Pierre Boulez, Répons à la Philharmonie.  Les deux pianistes et, au centre à l'étage, le cymbaliste, et une partie de l'ensemble. Photo : (c) Bruno Serrou

Comme un quart de l’auditoire réuni hier, il m’a fallu écouter Répons « à plat », comme muni d’un excellent casque sur une chaîne stéréo hi-fi tout aussi excellente, ce qui a bien évidemment atténué les reliefs, à l’exception des sons passant dans le haut-parleur installé en fond d’orchestre quatre rangs derrière moi. Je regrette d’autant plus ce désagrément que l’acoustique de la Philharmonie est si remarquable que les vingt-quatre musiciens de l’Ensemble Intercontemporain situés sur le plateau n’ont jamais sonné de façon aussi flatteuse depuis que j’écoute cette œuvre, c’est-à-dire une bonne douzaine de fois en tous lieux depuis sa première exécution parisienne au Théâtre de Bobigny à l’automne 1980. 


Pierre Boulez, Répons à la Philharmonie. Les deux percussionnistes et la harpiste à l'étage au centre, et une partie de l'ensemble. Photo : (c) Bruno Serrou

Si bien que je me suis mis à regretter le dispositif de la Philharmonie 2, ex-Cité de la Musique, dont l’acoustique est beaucoup plus froide est moins flatteuse que celle de la Philharmonie, mais dont la topographie permet de disposer bel et bien les six solistes autour du public.

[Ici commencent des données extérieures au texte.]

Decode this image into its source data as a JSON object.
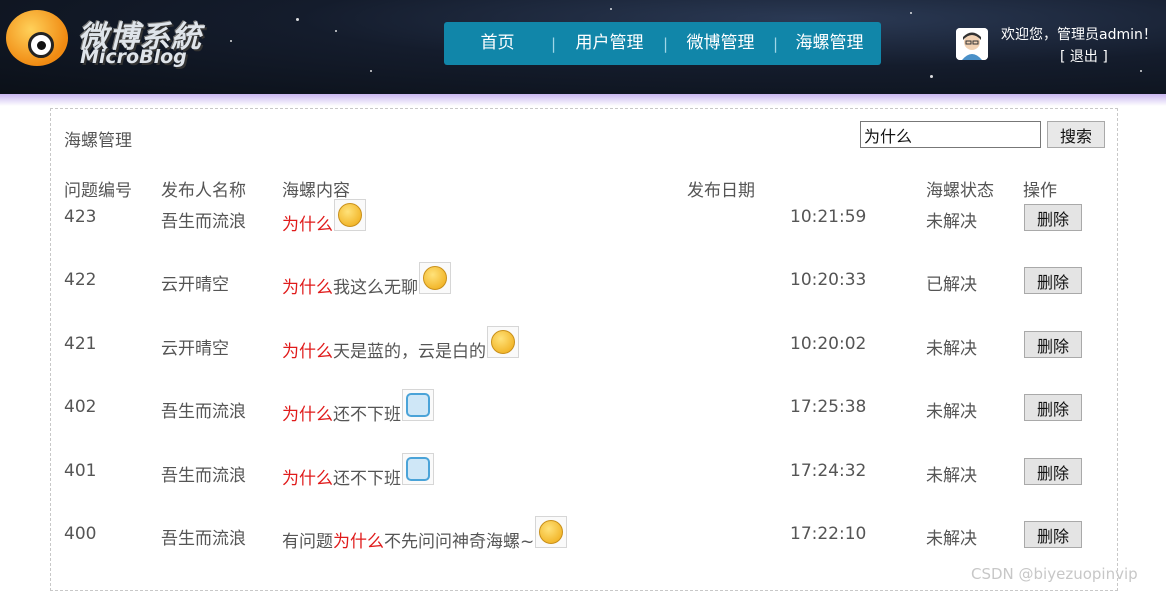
{
  "header": {
    "logo_cn": "微博系統",
    "logo_en": "MicroBlog",
    "nav": [
      {
        "label": "首页"
      },
      {
        "label": "用户管理"
      },
      {
        "label": "微博管理"
      },
      {
        "label": "海螺管理"
      }
    ],
    "welcome_text": "欢迎您，管理员admin！",
    "logout_label": "[ 退出 ]"
  },
  "panel": {
    "title": "海螺管理",
    "search_value": "为什么",
    "search_button": "搜索",
    "columns": [
      "问题编号",
      "发布人名称",
      "海螺内容",
      "发布日期",
      "海螺状态",
      "操作"
    ]
  },
  "rows": [
    {
      "id": "423",
      "author": "吾生而流浪",
      "prefix": "",
      "keyword": "为什么",
      "suffix": "",
      "time": "10:21:59",
      "status": "未解决",
      "action": "删除",
      "emoji": "grimace-emoji-icon"
    },
    {
      "id": "422",
      "author": "云开晴空",
      "prefix": "",
      "keyword": "为什么",
      "suffix": "我这么无聊",
      "time": "10:20:33",
      "status": "已解决",
      "action": "删除",
      "emoji": "surprised-emoji-icon"
    },
    {
      "id": "421",
      "author": "云开晴空",
      "prefix": "",
      "keyword": "为什么",
      "suffix": "天是蓝的，云是白的",
      "time": "10:20:02",
      "status": "未解决",
      "action": "删除",
      "emoji": "pondering-emoji-icon"
    },
    {
      "id": "402",
      "author": "吾生而流浪",
      "prefix": "",
      "keyword": "为什么",
      "suffix": "还不下班",
      "time": "17:25:38",
      "status": "未解决",
      "action": "删除",
      "emoji": "office-emoji-icon"
    },
    {
      "id": "401",
      "author": "吾生而流浪",
      "prefix": "",
      "keyword": "为什么",
      "suffix": "还不下班",
      "time": "17:24:32",
      "status": "未解决",
      "action": "删除",
      "emoji": "office-emoji-icon"
    },
    {
      "id": "400",
      "author": "吾生而流浪",
      "prefix": "有问题",
      "keyword": "为什么",
      "suffix": "不先问问神奇海螺~",
      "time": "17:22:10",
      "status": "未解决",
      "action": "删除",
      "emoji": "sly-emoji-icon"
    }
  ],
  "watermark": "CSDN @biyezuopinvip",
  "colors": {
    "nav_bg": "#1186a9",
    "keyword": "#e01b1b",
    "header_bg": "#141c2c"
  }
}
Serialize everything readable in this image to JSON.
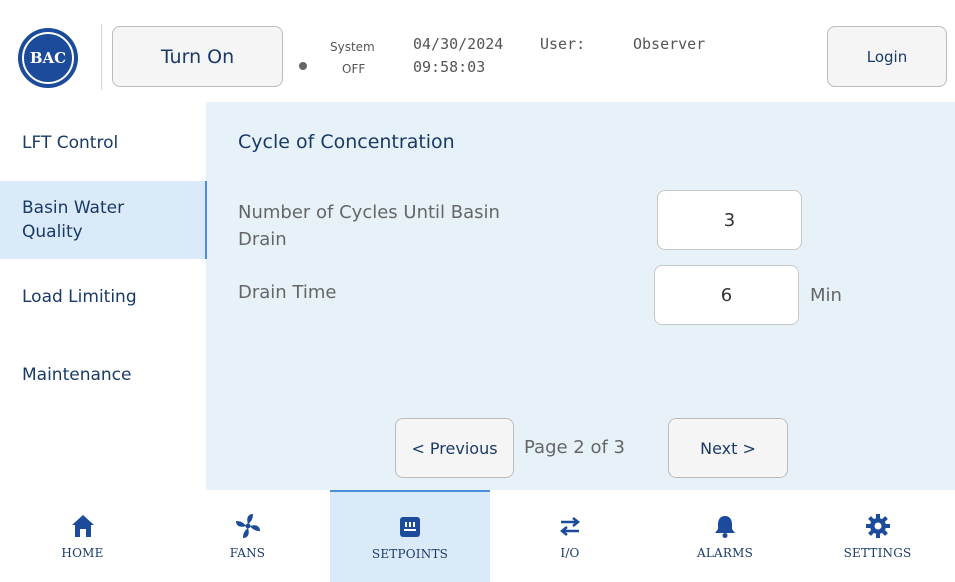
{
  "header": {
    "logo_text": "BAC",
    "turn_on_label": "Turn On",
    "system_label": "System",
    "system_state": "OFF",
    "date": "04/30/2024",
    "time": "09:58:03",
    "user_label": "User:",
    "user_name": "Observer",
    "login_label": "Login"
  },
  "sidebar": {
    "items": [
      {
        "label": "LFT Control"
      },
      {
        "label": "Basin Water Quality"
      },
      {
        "label": "Load Limiting"
      },
      {
        "label": "Maintenance"
      }
    ]
  },
  "main": {
    "title": "Cycle of Concentration",
    "fields": [
      {
        "label": "Number of Cycles Until Basin Drain",
        "value": "3",
        "unit": ""
      },
      {
        "label": "Drain Time",
        "value": "6",
        "unit": "Min"
      }
    ],
    "pager": {
      "previous_label": "< Previous",
      "page_text": "Page 2 of 3",
      "next_label": "Next >"
    }
  },
  "bottom_nav": {
    "items": [
      {
        "label": "HOME",
        "icon": "home-icon"
      },
      {
        "label": "FANS",
        "icon": "fan-icon"
      },
      {
        "label": "SETPOINTS",
        "icon": "setpoints-icon"
      },
      {
        "label": "I/O",
        "icon": "io-arrows-icon"
      },
      {
        "label": "ALARMS",
        "icon": "bell-icon"
      },
      {
        "label": "SETTINGS",
        "icon": "gear-icon"
      }
    ]
  },
  "colors": {
    "accent": "#1b4b9a",
    "content_bg": "#e6f2f7",
    "active_bg": "#dbeaf8",
    "active_border": "#4a90d9",
    "text": "#1a3a66"
  }
}
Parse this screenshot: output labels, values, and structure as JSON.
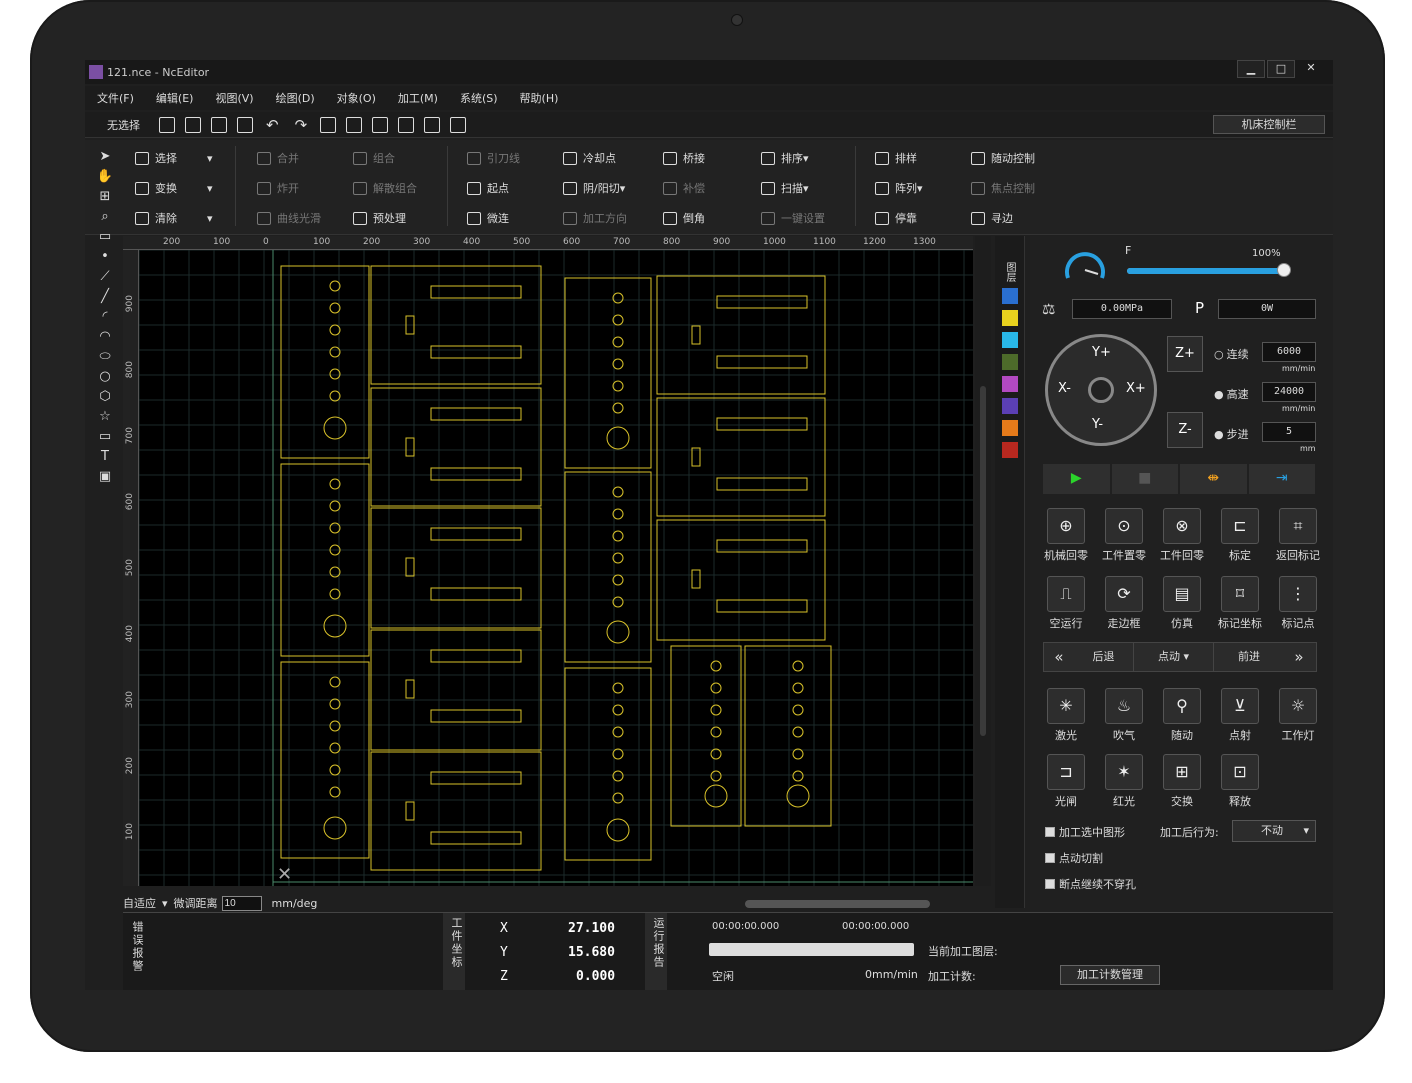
{
  "window": {
    "title": "121.nce - NcEditor",
    "controls": [
      "▁",
      "□",
      "✕"
    ]
  },
  "menu": [
    "文件(F)",
    "编辑(E)",
    "视图(V)",
    "绘图(D)",
    "对象(O)",
    "加工(M)",
    "系统(S)",
    "帮助(H)"
  ],
  "quickbar": {
    "selection": "无选择",
    "machine_panel": "机床控制栏"
  },
  "ribbon": {
    "select": "选择",
    "transform": "变换",
    "clear": "清除",
    "merge": "合并",
    "explode": "炸开",
    "smooth": "曲线光滑",
    "group": "组合",
    "ungroup": "解散组合",
    "preprocess": "预处理",
    "lead": "引刀线",
    "start": "起点",
    "microjoint": "微连",
    "cooling": "冷却点",
    "yinyang": "阴/阳切",
    "direction": "加工方向",
    "bridge": "桥接",
    "compensate": "补偿",
    "chamfer": "倒角",
    "sort": "排序",
    "scan": "扫描",
    "onekey": "一键设置",
    "nest": "排样",
    "array": "阵列",
    "stop": "停靠",
    "follow": "随动控制",
    "focus": "焦点控制",
    "find_edge": "寻边"
  },
  "ruler_top": [
    "200",
    "100",
    "0",
    "100",
    "200",
    "300",
    "400",
    "500",
    "600",
    "700",
    "800",
    "900",
    "1000",
    "1100",
    "1200",
    "1300"
  ],
  "ruler_left": [
    "900",
    "800",
    "700",
    "600",
    "500",
    "400",
    "300",
    "200",
    "100"
  ],
  "layers": {
    "title": "图层",
    "colors": [
      "#2a6fd0",
      "#e8d21e",
      "#29b8e8",
      "#4d6b2a",
      "#b249c1",
      "#5b3fb5",
      "#e57a1a",
      "#b8281f"
    ]
  },
  "bottom": {
    "fit": "自适应",
    "micro_label": "微调距离",
    "micro_value": "10",
    "unit": "mm/deg"
  },
  "status": {
    "error_label": "错误报警",
    "coord_label": "工件坐标",
    "x_label": "X",
    "y_label": "Y",
    "z_label": "Z",
    "x": "27.100",
    "y": "15.680",
    "z": "0.000",
    "run_label": "运行报告",
    "time1": "00:00:00.000",
    "time2": "00:00:00.000",
    "state": "空闲",
    "speed": "0mm/min",
    "layer_label": "当前加工图层:",
    "count_label": "加工计数:",
    "count_button": "加工计数管理"
  },
  "panel": {
    "f_label": "F",
    "f_percent": "100%",
    "f_level": 1.0,
    "pressure": "0.00MPa",
    "p_label": "P",
    "p_value": "0W",
    "jog": {
      "yp": "Y+",
      "ym": "Y-",
      "xp": "X+",
      "xm": "X-",
      "zp": "Z+",
      "zm": "Z-"
    },
    "modes": [
      {
        "label": "连续",
        "value": "6000",
        "unit": "mm/min"
      },
      {
        "label": "高速",
        "value": "24000",
        "unit": "mm/min"
      },
      {
        "label": "步进",
        "value": "5",
        "unit": "mm"
      }
    ],
    "tools1": [
      "机械回零",
      "工件置零",
      "工件回零",
      "标定",
      "返回标记"
    ],
    "tools2": [
      "空运行",
      "走边框",
      "仿真",
      "标记坐标",
      "标记点"
    ],
    "nav": {
      "back": "后退",
      "mode": "点动",
      "forward": "前进"
    },
    "tools3": [
      "激光",
      "吹气",
      "随动",
      "点射",
      "工作灯"
    ],
    "tools4": [
      "光闸",
      "红光",
      "交换",
      "释放"
    ],
    "opt_selected": "加工选中图形",
    "opt_after": "加工后行为:",
    "opt_after_value": "不动",
    "opt_jog_cut": "点动切割",
    "opt_breakpoint": "断点继续不穿孔"
  }
}
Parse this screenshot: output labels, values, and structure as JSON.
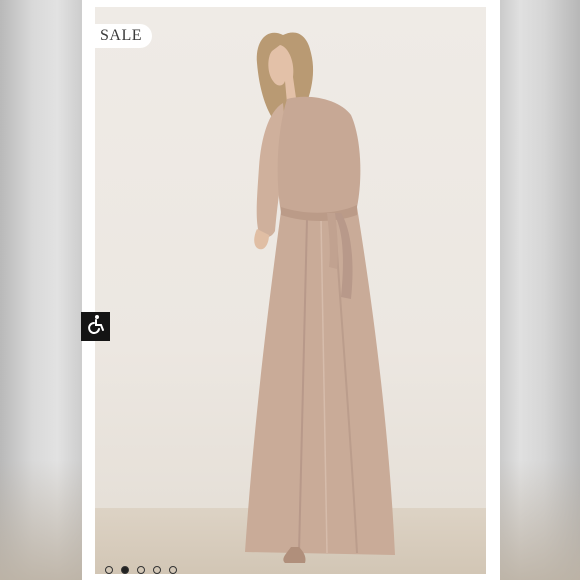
{
  "listing": {
    "badge": "SALE",
    "carousel": {
      "slides": 5,
      "active_index": 1
    }
  },
  "icons": {
    "accessibility": "wheelchair-icon"
  },
  "colors": {
    "dress": "#c9ab98",
    "backdrop": "#ece7e1",
    "floor": "#d4c8b8",
    "badge_bg": "#ffffff",
    "accessibility_bg": "#141414"
  }
}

Pierre Boulez, Répons à la Philharmonie. Photo : (c) Luc Hossepied

Les musiciens de l’Ensemble Intercontemporain jouent cette musique avec un plaisir et une aisance évidents, semblant jouir des résonances sublimes de l’écriture boulézienne mais écrasées à mes oreilles au point de former un monolithe en raison d’une spatialisation aplanie des instruments à clavier et de la virtuosité lumineuse des instruments acoustiques aux sonorités magnifiées par l’acoustique chaude et limpide de la Philharmonie et qui exaltent une sensualité inouïe sous la direction souple, claire et généreuse de Matthias Pintscher, qui s’avère en osmose totale avec la musique scintillante et lumineuse de son grand aîné, fondateur de l’ensemble dont il est désormais le directeur musical, et, comme lui, compositeur chef d’orchestre.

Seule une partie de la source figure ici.